Desde Bastión Político hemos alertado sobre los avances y riesgos de los vientres de alquiler, una práctica que atenta gravemente contra la dignidad humana. La maternidad subrogada no es solo un problema legal o social, es un asunto bioético profundo.
Todo comienza con la fecundación in vitro, un procedimiento que muchas veces es indispensable para estas prácticas, pero que implica decisiones éticamente cuestionables: se descartan embriones viables, se congelan para experimentación futura o simplemente se desechan. Desde el inicio, la vida humana se convierte en objeto, un recurso que puede ser manipulado.
Luego está la mujer gestante, utilizada como un simple instrumento: un “vehículo” para traer al mundo a un niño que no será suyo, un cuerpo transformado en una incubadora bajo demanda, expuesto a riesgos médicos y psicológicos por el mero interés de terceros. La instrumentalización de la mujer rompe con toda noción de respeto y autonomía.
El impacto sobre los niños es igualmente grave. Muchos nacen con identidades fragmentadas: hijos de óvulos y esperma de donantes anónimos, criados sin conocer a sus padres biológicos, o con una madre gestante que no es la madre social ni la madre genética. Estos niños enfrentan problemas de identidad, afecto y pertenencia, creciendo en un entramado confuso de relaciones familiares que pueden afectar su desarrollo emocional y social.
Los casos documentados son estremecedores: Heidi Lampros, una mujer estadounidense que no podía llevar a término un embarazo, recurrió a su madre, Barbara, de 54 años, para gestar a su hija. Barbara se sometió a tratamientos de fertilidad con un óvulo donado y el esperma del esposo de Heidi, convirtiéndose simultáneamente en madre gestante y abuela. Otro ejemplo es Cecile Eledge, de 61 años, quien gestó al hijo de su hijo y la cuñada de su hijo. Ambos casos reflejan no solo un enredo familiar complejo, sino un cuestionamiento profundo a la ética de instrumentalizar cuerpos humanos y relaciones afectivas para producir vida.

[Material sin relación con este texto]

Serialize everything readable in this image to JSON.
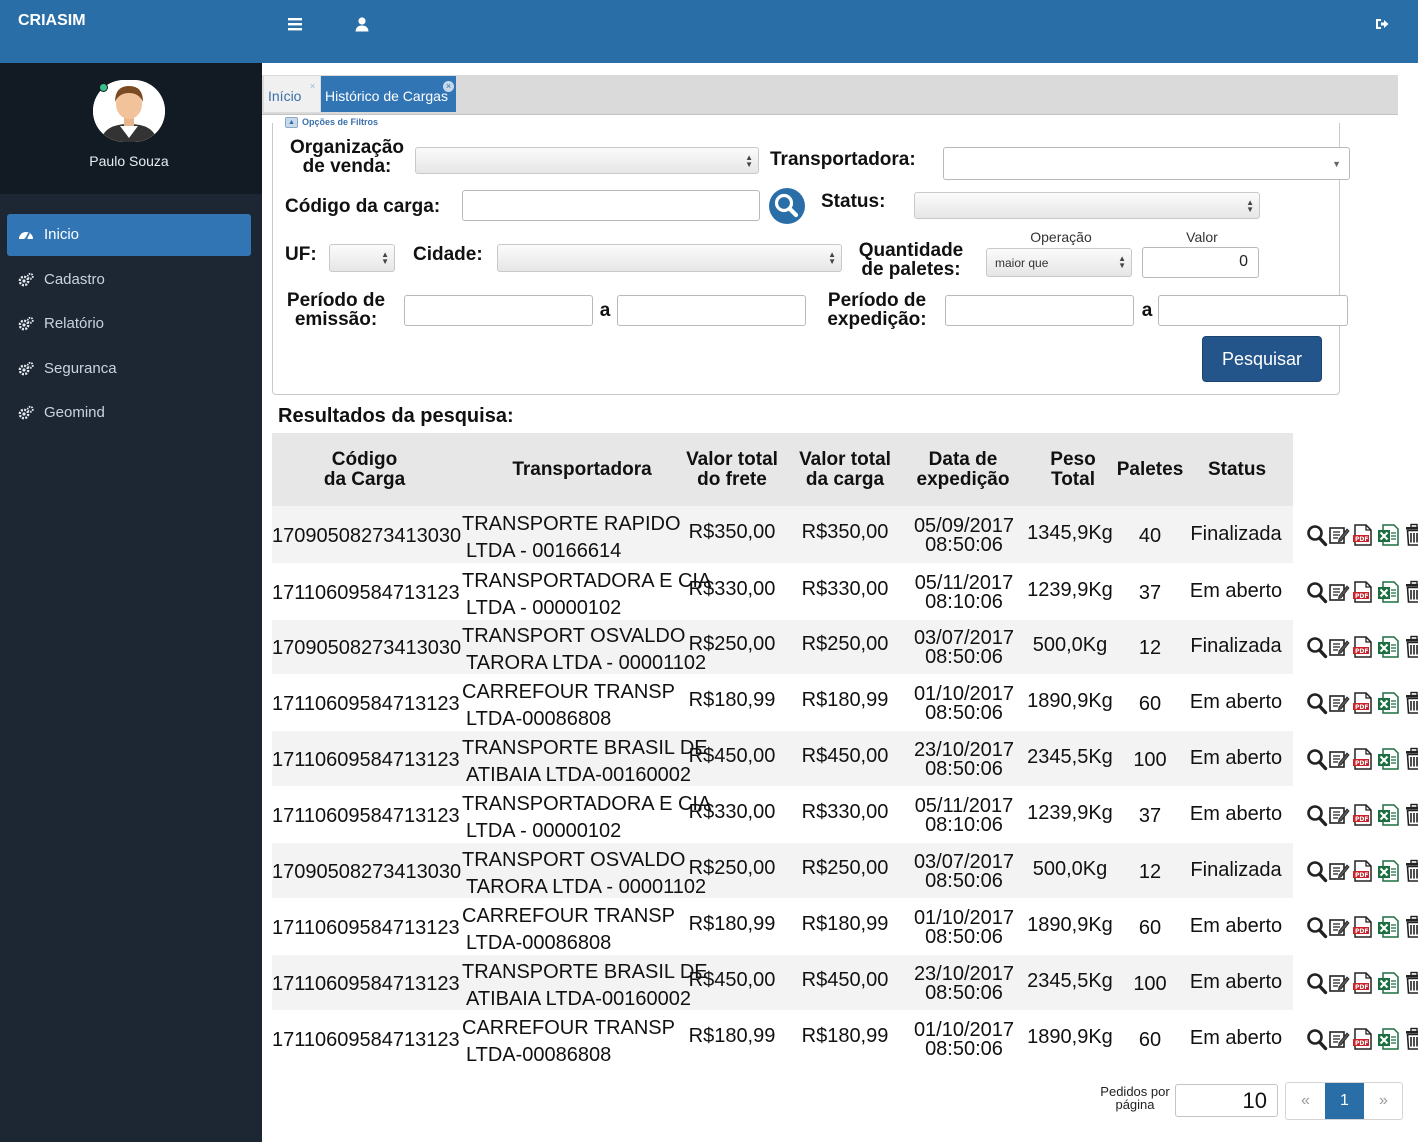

Además, está el problema de los donantes masivos, como Jacob Meijer, cuyos cientos de muestras de esperma en diferentes países podrían generar coincidencias genéticas inadvertidas, aumentando los riesgos de endogamia y enfermedades hereditarias. La bioética no puede ignorar estas consecuencias: estamos hablando de la manipulación de vidas humanas y relaciones familiares, con efectos que se extienden por generaciones.
En México, un país marcado por la corrupción y la inseguridad, la legalización de los vientres de alquiler abriría un mercado negro con graves riesgos: mujeres convertidas en fábricas humanas para el crimen organizado, niños tratados como productos y un desprecio absoluto por la dignidad de las personas involucradas. La iniciativa del diputado Luis Eduardo Pedrero González en Morelos, que busca aprobar esta práctica, pone en riesgo la ética y la seguridad de las familias.
Es relevante subrayar que, incluso dentro del feminismo institucionalizado, hay posturas que coinciden con la defensa de la mujer como persona y no como objeto. Clarisa Gómez Manríquez, titular de la Secretaría de las Mujeres de Morelos, ha dejado claro que las mujeres no son productos ni instrumentos, y que la maternidad subrogada debe ser cuestionada y rechazada. Este es un punto donde feminismo y defensores de la vida pueden coincidir, pese a otras diferencias, en defensa de la dignidad humana.
El debate no se limita a la ley o la política; es una cuestión de valores fundamentales. Frente a la instrumentalización de la vida y el cuerpo, tanto hombres como mujeres, familias, legisladores y ciudadanos debemos comprender que los hijos no son un producto ni un derecho a la carta: son personas con dignidad, que merecen crecer en un entorno afectivo, estable y respetuoso.
La maternidad subrogada es un atentado bioético que va en contra de la ética, la ciencia responsable y la moral pública. Defender a las mujeres y a los niños significa rechazar esta práctica, generar conciencia social y establecer límites legales claros para proteger la dignidad humana. Es una oportunidad para tender puentes entre movimientos que aparentemente se oponen, como feministas conscientes y defensores de la vida, mostrando que hay causas comunes que merecen un compromiso conjunto: la defensa de la persona y la protección de la familia.